Spark-Streaming from an Actor


I would like to have a consumer actor subscribe to a Kafka topic and stream data for further processing with Spark Streaming outside the consumer. Why an actor? Because I read that its supervisor strategy would be a great way to handle Kafka failures (e.g., restart on a failure).

I found two options:

  • The Java KafkaConsumer class: its poll() method returns a Map[String, Object]. I would like a DStream to be returned just like KafkaUtils.createDirectStream would, and I don't know how to fetch the stream from outside the actor.
  • Extend the ActorHelper trait and use actorStream() like shown in this example. This latter option doesn't display a connection to a topic but to a socket.

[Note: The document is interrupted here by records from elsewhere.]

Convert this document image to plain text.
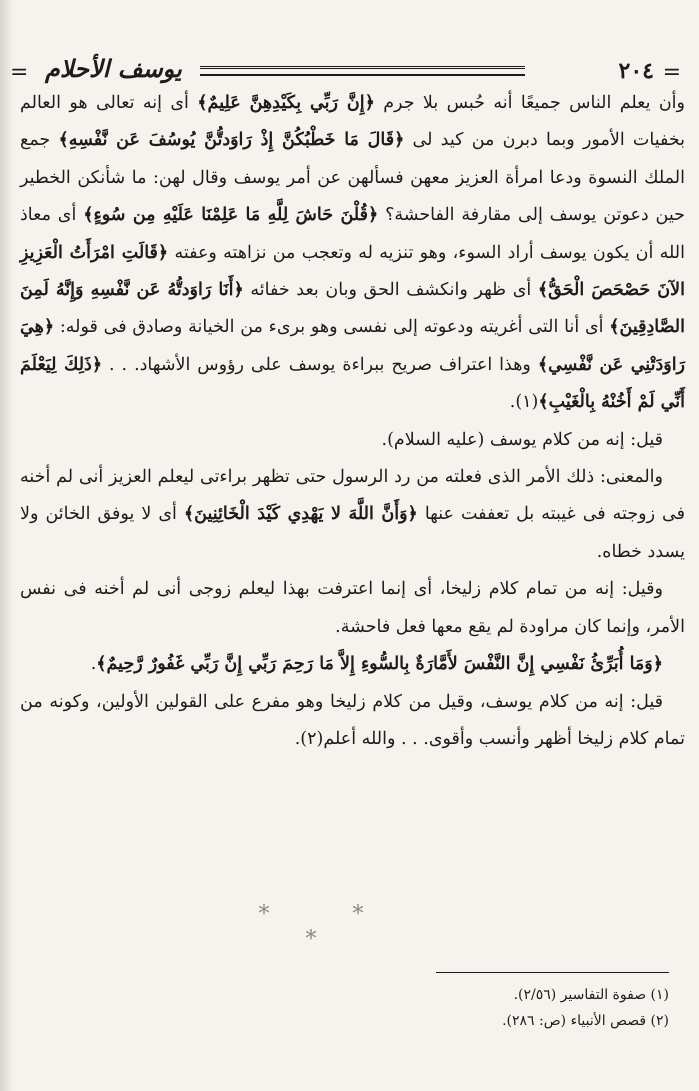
=
٢٠٤
يوسف الأحلام
=

وأن يعلم الناس جميعًا أنه حُبس بلا جرم ﴿إِنَّ رَبِّي بِكَيْدِهِنَّ عَلِيمٌ﴾ أى إنه تعالى هو العالم بخفيات الأمور وبما دبرن من كيد لى ﴿قَالَ مَا خَطْبُكُنَّ إِذْ رَاوَدتُّنَّ يُوسُفَ عَن نَّفْسِهِ﴾ جمع الملك النسوة ودعا امرأة العزيز معهن فسألهن عن أمر يوسف وقال لهن: ما شأنكن الخطير حين دعوتن يوسف إلى مقارفة الفاحشة؟ ﴿قُلْنَ حَاشَ لِلَّهِ مَا عَلِمْنَا عَلَيْهِ مِن سُوءٍ﴾ أى معاذ الله أن يكون يوسف أراد السوء، وهو تنزيه له وتعجب من نزاهته وعفته ﴿قَالَتِ امْرَأَتُ الْعَزِيزِ الآنَ حَصْحَصَ الْحَقُّ﴾ أى ظهر وانكشف الحق وبان بعد خفائه ﴿أَنَا رَاوَدتُّهُ عَن نَّفْسِهِ وَإِنَّهُ لَمِنَ الصَّادِقِينَ﴾ أى أنا التى أغريته ودعوته إلى نفسى وهو برىء من الخيانة وصادق فى قوله: ﴿هِيَ رَاوَدَتْنِي عَن نَّفْسِي﴾ وهذا اعتراف صريح ببراءة يوسف على رؤوس الأشهاد. . . ﴿ذَلِكَ لِيَعْلَمَ أَنِّي لَمْ أَخُنْهُ بِالْغَيْبِ﴾(١).

قيل: إنه من كلام يوسف (عليه السلام).

والمعنى: ذلك الأمر الذى فعلته من رد الرسول حتى تظهر براءتى ليعلم العزيز أنى لم أخنه فى زوجته فى غيبته بل تعففت عنها ﴿وَأَنَّ اللَّهَ لا يَهْدِي كَيْدَ الْخَائِنِينَ﴾ أى لا يوفق الخائن ولا يسدد خطاه.

وقيل: إنه من تمام كلام زليخا، أى إنما اعترفت بهذا ليعلم زوجى أنى لم أخنه فى نفس الأمر، وإنما كان مراودة لم يقع معها فعل فاحشة.

﴿وَمَا أُبَرِّئُ نَفْسِي إِنَّ النَّفْسَ لأَمَّارَةٌ بِالسُّوءِ إِلاَّ مَا رَحِمَ رَبِّي إِنَّ رَبِّي غَفُورٌ رَّحِيمٌ﴾.

قيل: إنه من كلام يوسف، وقيل من كلام زليخا وهو مفرع على القولين الأولين، وكونه من تمام كلام زليخا أظهر وأنسب وأقوى. . . والله أعلم(٢).

* * *
(١) صفوة التفاسير (٢/٥٦).
(٢) قصص الأنبياء (ص: ٢٨٦).
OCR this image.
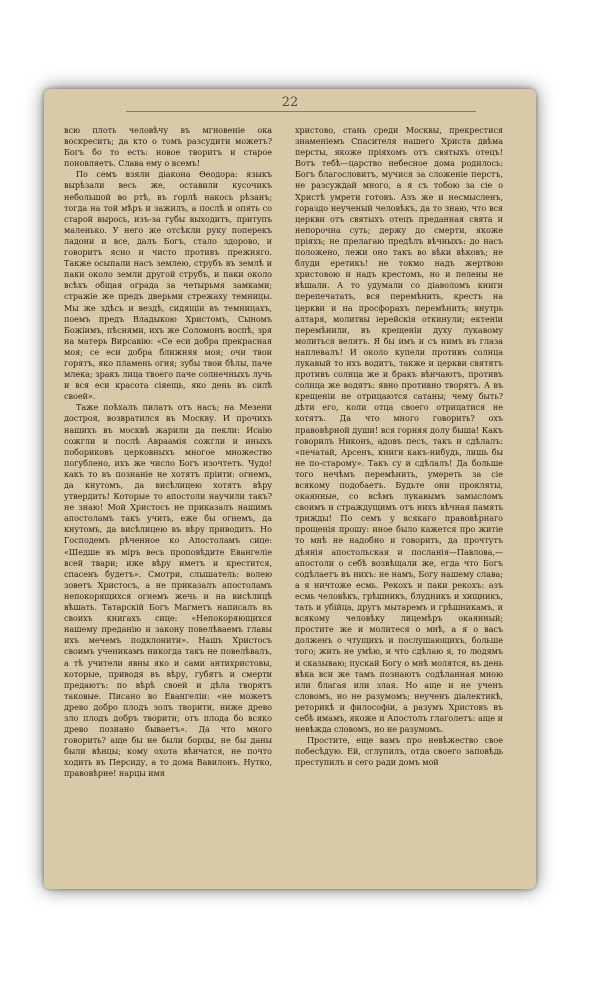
22

всю плоть человѣчу въ мгновеніе ока воскресить; да кто о томъ разсудити можетъ? Богъ бо то есть: новое творитъ и старое поновляетъ. Слава ему о всемъ!

По семъ взяли діакона Ѳеодора: языкъ вырѣзали весь же, оставили кусочикъ небольшой во ртѣ, въ горлѣ накось рѣзанъ; тогда на той мѣръ и зажилъ, а послѣ и опять со старой вырось, изъ-за губы выходитъ, притупъ маленько. У него же отсѣкли руку поперекъ ладони и все, далъ Богъ, стало здорово, и говоритъ ясно и чисто противъ прежняго. Также осыпали насъ землею, струбъ въ землѣ и паки около земли другой струбъ, и паки около всѣхъ общая ограда за четырьмя замками; стражіе же предъ дверьми стрежаху темницы. Мы же здѣсь и вездѣ, сидящіи въ темницахъ, поемъ предъ Владыкою Христомъ, Сыномъ Божіимъ, пѣснями, ихъ же Соломонъ воспѣ, зря на матерь Вирсавію: «Се еси добра прекрасная моя; се еси добра ближняя моя; очи твои горятъ, яко пламень огня; зубы твои бѣлы, паче млека; зракъ лица твоего паче солнечныхъ лучь и вся еси красота сіяещь, яко день въ силѣ своей».

Таже поѣхалъ пилатъ отъ насъ; на Мезени достроя, возвратился въ Москву. И прочихъ нашихъ въ москвѣ жарили да пекли: Исаію сожгли и послѣ Авраамія сожгли и иныхъ побориковъ церковныхъ многое множество погублено, ихъ же число Богъ изочтетъ. Чудо! какъ то въ познаніе не хотятъ пріити: огнемъ, да кнутомъ, да висѣлицею хотятъ вѣру утвердить! Которые то апостоли научили такъ? не знаю! Мой Христосъ не приказалъ нашимъ апостоламъ такъ учить, еже бы огнемъ, да кнутомъ, да висѣлицею въ вѣру приводить. Но Господемъ рѣченное ко Апостоламъ сице: «Шедше въ міръ весь проповѣдите Евангеліе всей твари; иже вѣру иметъ и крестится, спасенъ будетъ». Смотри, слышатель: волею зоветъ Христосъ, а не приказалъ апостоламъ непокорящихся огнемъ жечь и на висѣлицѣ вѣшать. Татарскій Богъ Магметъ написалъ въ своихъ книгахъ сице: «Непокоряющихся нашему преданію и закону повелѣваемъ главы ихъ мечемъ подклонити». Нашъ Христосъ своимъ ученикамъ никогда такъ не повелѣвалъ, а тѣ учители явны яко и сами антихристовы, которые, приводя въ вѣру, губятъ и смерти предаютъ: по вѣрѣ своей и дѣла творятъ таковые. Писано во Евангеліи: «не можетъ древо добро плодъ золъ творити, ниже древо зло плодъ добръ творити; отъ плода бо всяко древо познано бываетъ». Да что много говорить? аще бы не были борцы, не бы даны были вѣнцы; кому охота вѣнчатся, не почто ходить въ Персиду, а то дома Вавилонъ. Нутко, правовѣрне! нарцы имя

христово, стань среди Москвы, прекрестися знаменіемъ Спасителя нашего Христа двѣма персты, якоже пріяхомъ отъ святыхъ отецъ! Вотъ тебѣ—царство небесное дома родилось: Богъ благословитъ, мучися за сложеніе перстъ, не разсуждай много, а я съ тобою за сіе о Христѣ умрети готовъ. Азъ же и несмысленъ, гораздо неученый человѣкъ, да то знаю, что вся церкви отъ святыхъ отецъ преданная свята и непорочна суть; держу до смерти, якоже пріяхъ; не прелагаю предѣлъ вѣчныхъ: до насъ положено, лежи оно такъ во вѣки вѣковъ; не блуди еретикъ! не токмо надъ жертвою христовою и надъ крестомъ, но и пелены не вѣшали. А то удумали со діаволомъ книги перепечатать, вся перемѣнить, крестъ на церкви и на просфорахъ перемѣнить; внутрь алтаря, молитвы іерейскія откинули; ектеніи перемѣнили, въ крещеніи духу лукавому молиться велятъ. Я бы имъ и съ нимъ въ глаза наплевалъ! И около купели противъ солнца лукавый то ихъ водитъ, также и церкви святятъ противъ солнца же и бракъ вѣнчаютъ, противъ солнца же водятъ: явно противно творятъ. А въ крещеніи не отрицаются сатаны; чему быть? дѣти его, коли отца своего отрицатися не хотятъ. Да что много говорить? охъ правовѣрной души! вся горняя долу быша! Какъ говорилъ Никонъ, адовъ песъ, такъ и сдѣлалъ: «печатай, Арсенъ, книги какъ-нибудь, лишь бы не по-старому». Такъ су и сдѣлалъ! Да больше того нечѣмъ перемѣнить, умереть за сіе всякому подобаетъ. Будьте они прокляты, окаянные, со всѣмъ лукавымъ замысломъ своимъ и страждущимъ отъ нихъ вѣчная память трижды! По семъ у всякаго правовѣрнаго прощенія прошу: иное было кажется про житіе то мнѣ не надобно и говорить, да прочтутъ дѣянія апостольская и посланія—Павлова,—апостоли о себѣ возвѣщали же, егда что Богъ содѣлаетъ въ нихъ: не намъ, Богу нашему слава; а я ничтоже есмь. Рекохъ и паки рекохъ: азъ есмь человѣкъ, грѣшникъ, блудникъ и хищникъ, тать и убійца, другъ мытаремъ и грѣшникамъ, и всякому человѣку лицемѣръ окаянный; простите же и молитеся о мнѣ, а я о васъ долженъ о чтущихъ и послушающихъ, больше того; жить не умѣю, и что сдѣлаю я, то людямъ и сказываю; пускай Богу о мнѣ молятся, въ день вѣка вси же тамъ познаютъ содѣланная мною или благая или злая. Но аще и не ученъ словомъ, но не разумомъ; неученъ діалектикѣ, реторикѣ и философіи, а разумъ Христовъ въ себѣ имамъ, якоже и Апостолъ глаголетъ: аще и невѣжда словомъ, но не разумомъ.

Простите, еще вамъ про невѣжество свое побесѣдую. Ей, сглупилъ, отда своего заповѣдь преступилъ и сего ради домъ мой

Could anyone point me in the right direction?


Solution

  • For handling Kafka failures, I used the Apache Curator framework and the following workaround:

    val client: CuratorFramework = ... // see docs
    val zk: CuratorZookeeperClient = client.getZookeeperClient
    
    /**
      * This method returns false if kafka or zookeeper is down.
      */ 
    def isKafkaAvailable:Boolean = 
       Try {
          if (zk.isConnected) {
            val xs = client.getChildren.forPath("/brokers/ids")
            xs.size() > 0
          }
          else false
        }.getOrElse(false)
    

    For consuming Kafka topics, I used the com.softwaremill.reactivekafka library. For example:

    class KafkaConsumerActor extends Actor {
       val kafka = new ReactiveKafka()
       val config: ConsumerProperties[Array[Byte], Any] = ... // see docs
    
       override def preStart(): Unit = {
          super.preStart()
    
          val publisher = kafka.consume(config)
          Source.fromPublisher(publisher)
                .map(handleKafkaRecord)
                .to(Sink.ignore).run()
       }
    
       /**
         * This method will be invoked when any kafka records will happen.
         */
       def handleKafkaRecord(r: ConsumerRecord[Array[Byte], Any]) = {
          // handle record
       }
    }